« Épisode de fortes chaleurs, remarquable et inédit », températures « extrêmes » : en prison, le thermomètre a explosé cet été, aggravant considérablement les conditions déjà indignes dans lesquelles sont enfermées les personnes détenues.
Les vagues de chaleur qui ont marqué cet été, le quatrième le plus chaud depuis 1900, ont rendu invivable le quotidien derrière les barreaux. Une situation exacerbée par le nouveau record de surpopulation atteint au 1er juillet : 74 513 personnes étaient incarcérées, et plus de la moitié s’entassait dans des maisons d’arrêt où le taux d’occupation moyen dépassait 146 %. 2 478 d’entre elles étaient contraintes de dormir sur un matelas à même le sol. « On est à trois dans une cellule de 10m2 où il fait 40°C », rapportait l’une d’elles fin août à la permanence de l’OIP.

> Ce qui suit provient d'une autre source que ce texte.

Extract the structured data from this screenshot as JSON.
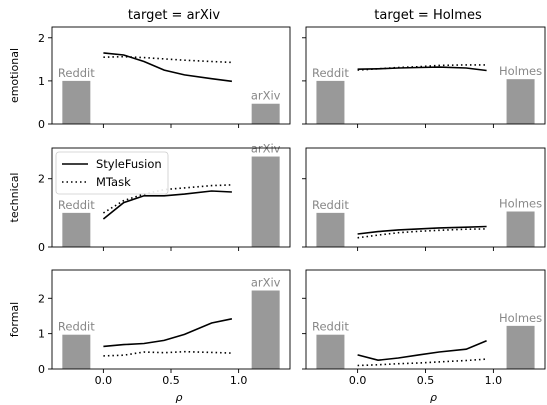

Chaleur et vétusté, un cocktail détonant
Dans certains centres pénitentiaires, des surveillants confirmaient des températures exceptionnelles. À la prison d’Aix-Luynes, ils enregistraient jusqu’à 50°C fin juin et faisaient état de vomissements et de malaises[1]. « Rien que ce matin, il y a eu trois malaises à notre étage, alertait en août une personne détenue. Dans la cellule, le frigo est cassé. Ils refusent de le changer et nous ont dit de le remettre en route. Mais quand on a essayé, il a failli prendre feu. » Car, outre la surpopulation, la vétusté de nombreux établissements pénitentiaires accentue l’effet des fortes chaleurs : murs épais, caillebotis aux fenêtres, ventilation impossible, cours de promenade bétonnées et dépourvues d’ombre… « La nuit dans la cellule, ça peut monter jusqu’à 32°C. Les fenêtres étant à plus de deux mètres du sol, aucune aération n’est possible », rapportait à l’OIP une personne incarcérée en maison centrale. Fin août, la Contrôleure générale des lieux de privation de liberté témoignait à son tour : « Dans certaines prisons que j’ai visitées, on avait l’impression que le sol de la cour de promenade était sur le point de bouillir… »
Des recommandations largement ignorées
La Direction de l’administration pénitentiaire a édicté une note dédiée mi-juin et assuré qu’une prise en charge renforcée des publics fragiles ou vulnérables était mise en œuvre. Mais force est de constater que la situation est restée dramatique pour de nombreuses personnes détenues. Et pour cause, la note se contentait de lister des recommandations applicables « en fonction de la configuration des locaux », « lorsque cela est possible ». Les témoignages reçus par l’OIP soulignent leur application hasardeuse : bouteilles d’eau interdites en cours de promenade, douches quotidiennes refusées, commandes de ventilateurs mettant des semaines à être livrées…
Face à l’absence de mesures adaptées, des avocats ont déposé de concert plus de 140 requêtes pour conditions de détention indignes, mi-août, au nom de personnes incarcérées en Occitanie dans l’attente de leur procès. Tant que les autorités ne prendront pas sérieusement la mesure de la surpopulation carcérale et de la vétusté des prisons, la France continuera d’être condamnée par les tribunaux nationaux[2] et la justice européenne[3]. Les personnes détenues, quant à elles, resteront condamnées à subir les effets démultipliés des intempéries : canicule en été, froid glacial en hiver.
Par Prune Missoffe
[1] « Canicule : incidents, violences, malaises… Les fortes chaleurs aggravent les conditions de vie en prison, racontent des surveillants », France Info, 19 juillet 2023.
[2] « La Justice confirme les conditions indignes de détention à la prison de Perpignan mais refuse de suspendre les incarcérations », OIP, 23 août 2023.
[3] « Surpopulation carcérale et conditions de détention indignes : la France à nouveau condamnée par la CEDH », OIP, 6 juillet 2023.